Colorado Politics

Schools top the charts among public priorities in Grand Junction poll

Probably no surprise that an informal online survey of Grand Junction citizens would point to public schools – specifically, the need to reform K-12 education – as the top priority for locals. Quality education is the bottom line not only for parents but a whole lot of the rest of any community, from homeowners shoring up property values to employers recruiting qualified new hires to economic-development types – like the ones who authored the 2030 VISION poll, conducted last week – seeking to lure new businesses to a community.

What might arch at least one of your eyebrows, though, is that education was the first pick for the plurality of people participating  even when when they could have chosen some other fetching and viable options often associated the their bustling West Slope hub community.
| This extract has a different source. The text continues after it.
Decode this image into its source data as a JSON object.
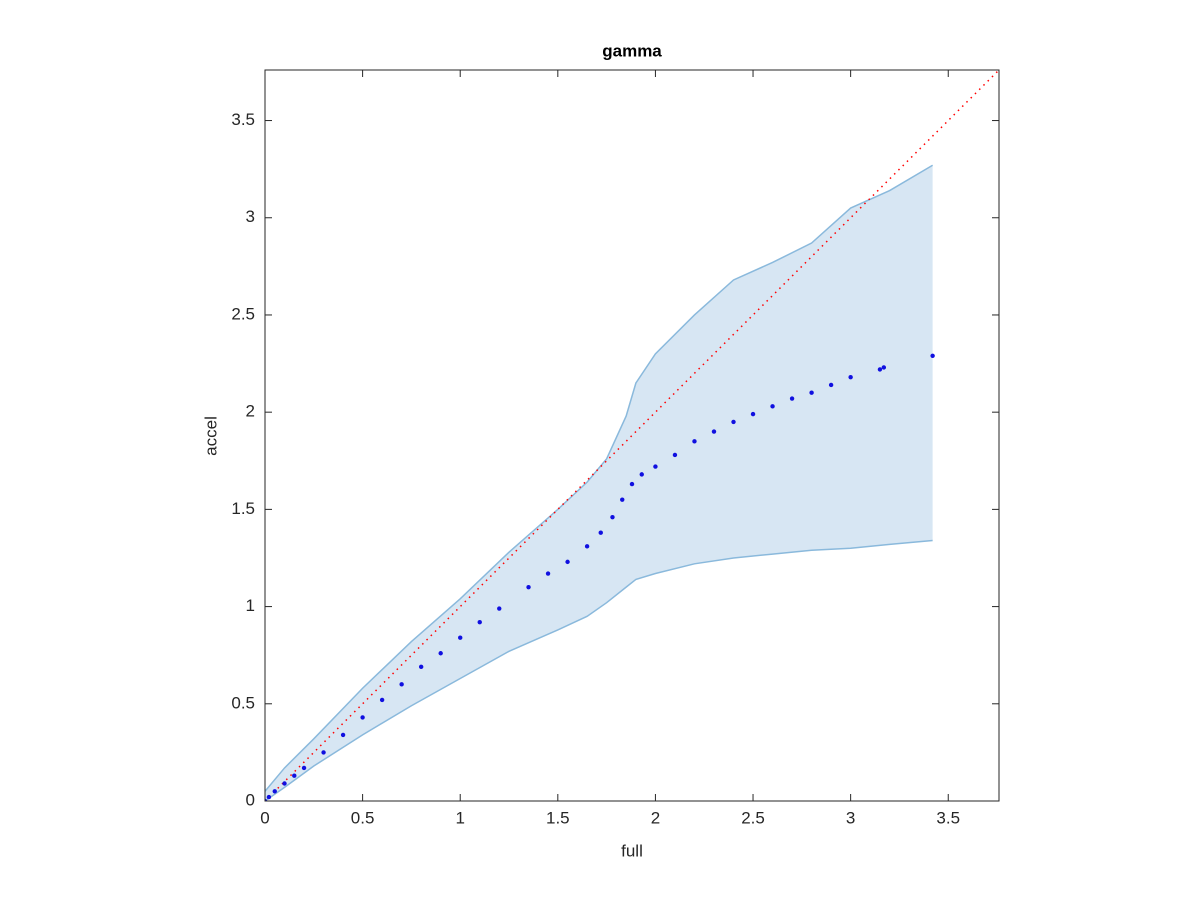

From a press release issued this week by survey partner Grand Junction Economic Partnership:

Nearly 400 community members voted on 10 topics that included growing the outdoor recreation and tech industries; developing an arts & culture district; building a community recreation center in Grand Junction, adding more direct flights at the airport; revitalizing North Avenue and Horizon Drive; and improving public safety overall.

OK, not much sexy about building a rec center, but the point is Grand Junction is the opposite of the kind of down-on-its-luck community sometimes associated with worries about fundamental services like public education. It’s at the top of Colorado’s fruit belt and in the middle of the state’s established, growing and respected wine country; it’s increasingly regarded as one of those quality-of-life destinations you see on places-rated lists; it lures empty-nesters with its mild winters and outdoor-rec hipsters as a gateway to Colorado’s natural wonders – including as a mountain-biking Mecca; of course, it offers a higher-learning institution whose status was upgraded a few years ago to Colorado Mesa University. The kind of place that could draw in both tourists and the tech sector, right?

And yet, people’s top concern is improving schools. Though it wasn’t a scientific survey, it’s a reminder of the staying power of education as a policy issue. What will the survey’s sponsors do with the information? Says Kristi Pollard, the economic partnership’s executive director:

“Armed with this information, GJEP and our community partners can prioritize the issues we should champion over the next few years. It’s not a matter of this initiative over that initiative, it is a matter of which one do we tackle first.”

Members of the General Assembly, take heed!